A law review article with a literary bent calls interlocutor appeals “an open but closely guarded door” because they amount to an exception to the final judgment rule, which mandates that only the last decision from a court that resolves all issues is eligible for review. Ms. Willis accuses her defendants of having failed to “​​carry their burden of persuasion” in seeking this unusual consideration.

Mr. Trump’s own submission to the court of appeals urging reversal spotlighted Judge McAfee’s findings that Ms. Willis’s comportment was marked by an “odor of mendacity” and a “tremendous lapse in judgment.” The district attorney, though, reckons that all that amounts to is “dissatisfaction with the trial court’s proper application of well-established law to the facts.”

Georgia courts allow for the interlocutory appeal Mr. Trump seeks if the issue at stake is dispositive of the case, if the order at hand appears erroneous, and if precedent so indicates. If the Georgia court of appeals decides to reopen the issue of Ms. Willis’s qualification, it will begin with Judge McAfee’s finding in the district attorney’s behavior a “significant appearance of impropriety” but no actual conflict of interest. 

That ruling will be reviewed under an “abuse of discretion” standard that is difficult for appellants to meet, especially if the appellate judges agree with Ms. Willis that “there is simply no trial court error to be found in the decision to deny disqualification.” Mr. Trump et al. allege that the financial entanglement between Ms. Willis and Mr. Wade — more than $650,000 has been paid to the special prosecutor — compromises their due process rights.

Mr. Trump and his co-defendants also allege constitutional harm stemming from Ms. Willis’s extramural comments about the case, particularly comments she made from a church pulpit that accused her foes of “playing the race card.” The 45th president wants the appeals court to consider whether that poisoned the jury pool at Fulton County, a majority-minority jurisdiction.

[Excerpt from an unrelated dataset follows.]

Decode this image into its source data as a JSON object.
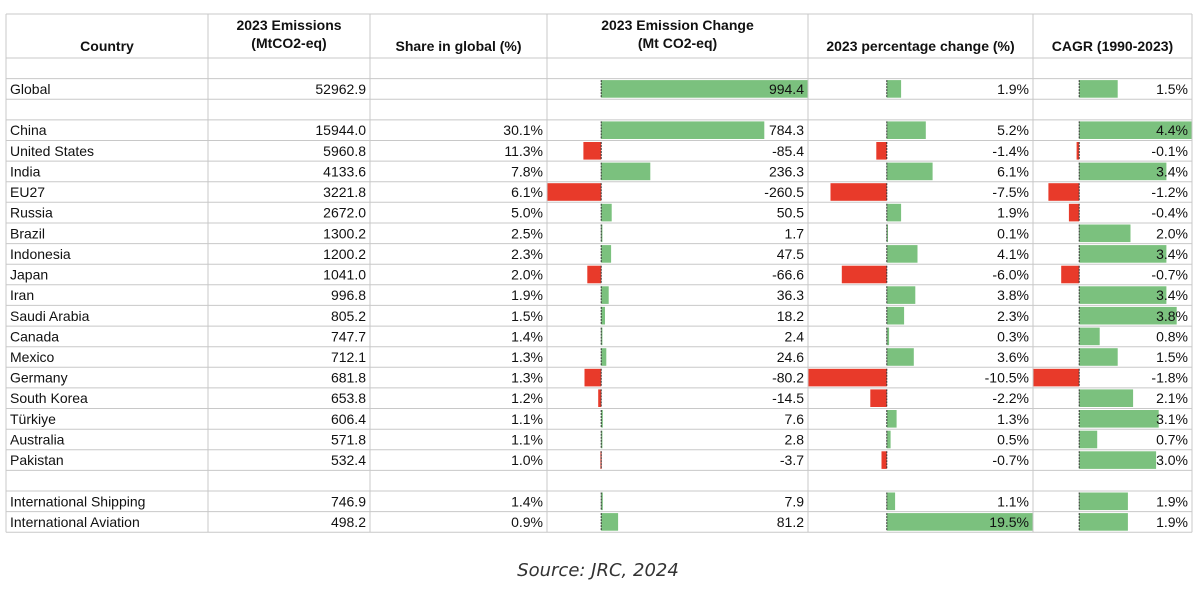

Judge McAfee found the remarks “legally improper” but declined to classify them as a disqualifying instance of “forensic misconduct.” He likely was deterred by precedent from Georgia’s supreme court, which has drawn the line at prosecutorial misbehavior “of such egregious nature as to require his disqualification.”   

Under Georgia law, the court of appeals has 45 days from when Mr. Trump requested review to decide whether to grant it. His brief hit the docket on March 29, meaning that their deadline is May 13. The case, though, is not frozen — Judge McAfee’s ruling stipulated that it continues at his courtroom while the higher court weighs whether to disqualify Ms. Willis.

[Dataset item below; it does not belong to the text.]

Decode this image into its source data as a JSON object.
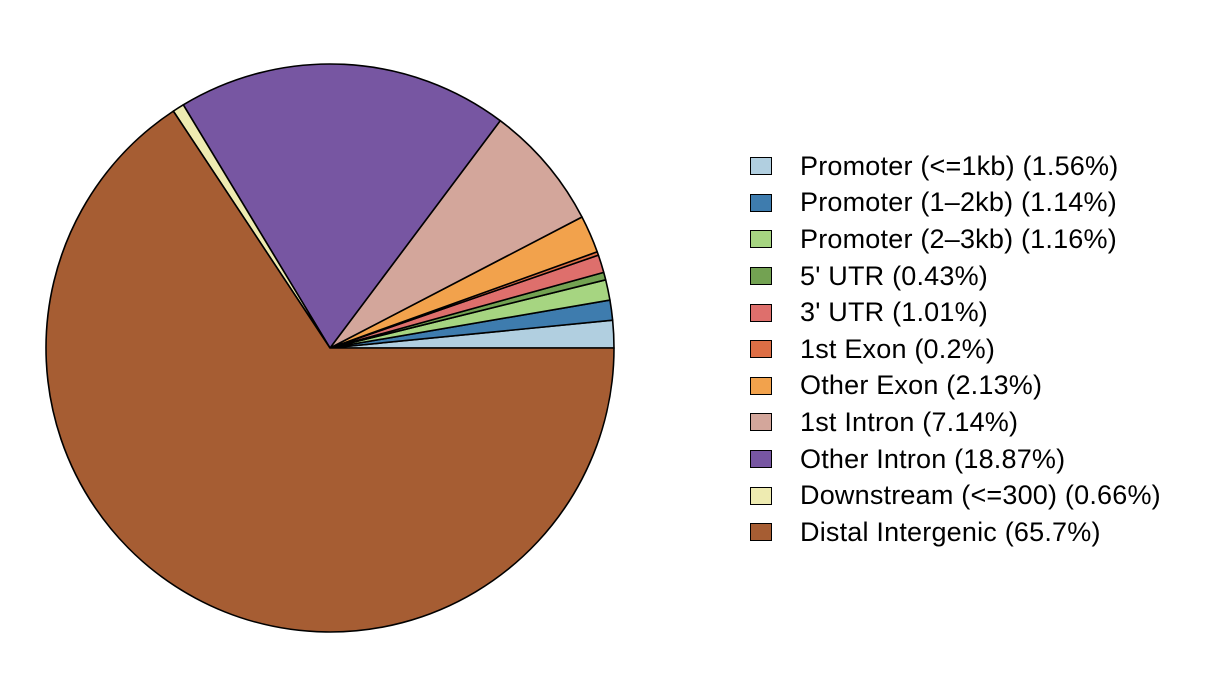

Also on the docket of the Georgia court of appeals via interlocutory appeal is a petition from Mr. Trump for review of Judge McAfee’s denial of his motion to dismiss on the basis of the First Amendment. The 45th president claims that his actions in Georgia with respect to the election were protected by that constitutional shield. 

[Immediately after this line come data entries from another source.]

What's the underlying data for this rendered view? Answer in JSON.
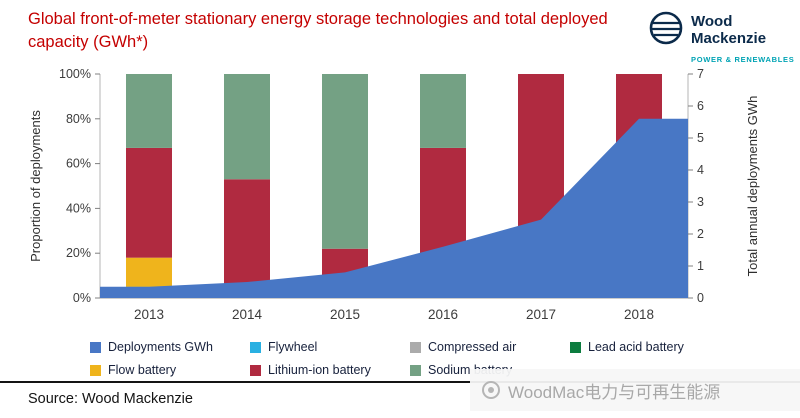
{
  "header": {
    "title": "Global front-of-meter stationary energy storage technologies and total deployed capacity (GWh*)",
    "logo": {
      "name_line1": "Wood",
      "name_line2": "Mackenzie",
      "tagline": "POWER & RENEWABLES"
    }
  },
  "chart_data": {
    "type": "bar",
    "subtype": "100%-stacked-bars-with-area-overlay",
    "title": "Global front-of-meter stationary energy storage technologies and total deployed capacity (GWh*)",
    "categories": [
      "2013",
      "2014",
      "2015",
      "2016",
      "2017",
      "2018"
    ],
    "left_axis": {
      "label": "Proportion of deployments",
      "ticks": [
        "0%",
        "20%",
        "40%",
        "60%",
        "80%",
        "100%"
      ],
      "min": 0,
      "max": 100
    },
    "right_axis": {
      "label": "Total annual deployments GWh",
      "ticks": [
        "0",
        "1",
        "2",
        "3",
        "4",
        "5",
        "6",
        "7"
      ],
      "min": 0,
      "max": 7
    },
    "stacked_series": [
      {
        "name": "Flywheel",
        "color": "#29b0e2",
        "values": [
          0,
          0,
          0,
          0,
          0,
          1
        ]
      },
      {
        "name": "Compressed air",
        "color": "#ababab",
        "values": [
          0,
          0,
          0,
          0,
          0,
          0
        ]
      },
      {
        "name": "Lead acid battery",
        "color": "#0c7c3f",
        "values": [
          5,
          1,
          1,
          3,
          0,
          3
        ]
      },
      {
        "name": "Flow battery",
        "color": "#efb41c",
        "values": [
          13,
          2,
          1,
          7,
          2,
          0
        ]
      },
      {
        "name": "Lithium-ion battery",
        "color": "#b02a40",
        "values": [
          49,
          50,
          20,
          57,
          98,
          96
        ]
      },
      {
        "name": "Sodium battery",
        "color": "#74a184",
        "values": [
          33,
          47,
          78,
          33,
          0,
          0
        ]
      }
    ],
    "area_series": {
      "name": "Deployments GWh",
      "color": "#4877c5",
      "unit": "GWh",
      "values": [
        0.35,
        0.5,
        0.8,
        1.6,
        2.45,
        5.6
      ]
    },
    "legend_rows": [
      [
        "Deployments GWh",
        "Flywheel",
        "Compressed air",
        "Lead acid battery"
      ],
      [
        "Flow battery",
        "Lithium-ion battery",
        "Sodium battery"
      ]
    ]
  },
  "footer": {
    "source": "Source: Wood Mackenzie",
    "watermark": "WoodMac电力与可再生能源"
  }
}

The judge disagreed, and on Monday Mr. Trump requested the same certificate for immediate review from Judge McAfee that he secured in the disqualification issue. Mr. Trump’s attorney, Steven Sadow, in a statement provided to the Sun, alleges that Ms. Willis’s indictment “wrongfully criminalizes core political speech and expressive conduct protected by the First Amendment. There is no democracy without robust and uninhibited freedom of expression.”

Ms. Willis faces pressure from her state’s executive and legislative branches as well. The Georgia senate has launched an investigation into her handling of the case, and last month Governor Kemp signed legislation that could give teeth — say, the power to remove from office — to a review board for prosecutors. Mr. Kemp explained that “this legislation will help us ensure rogue and incompetent prosecutors are held accountable.”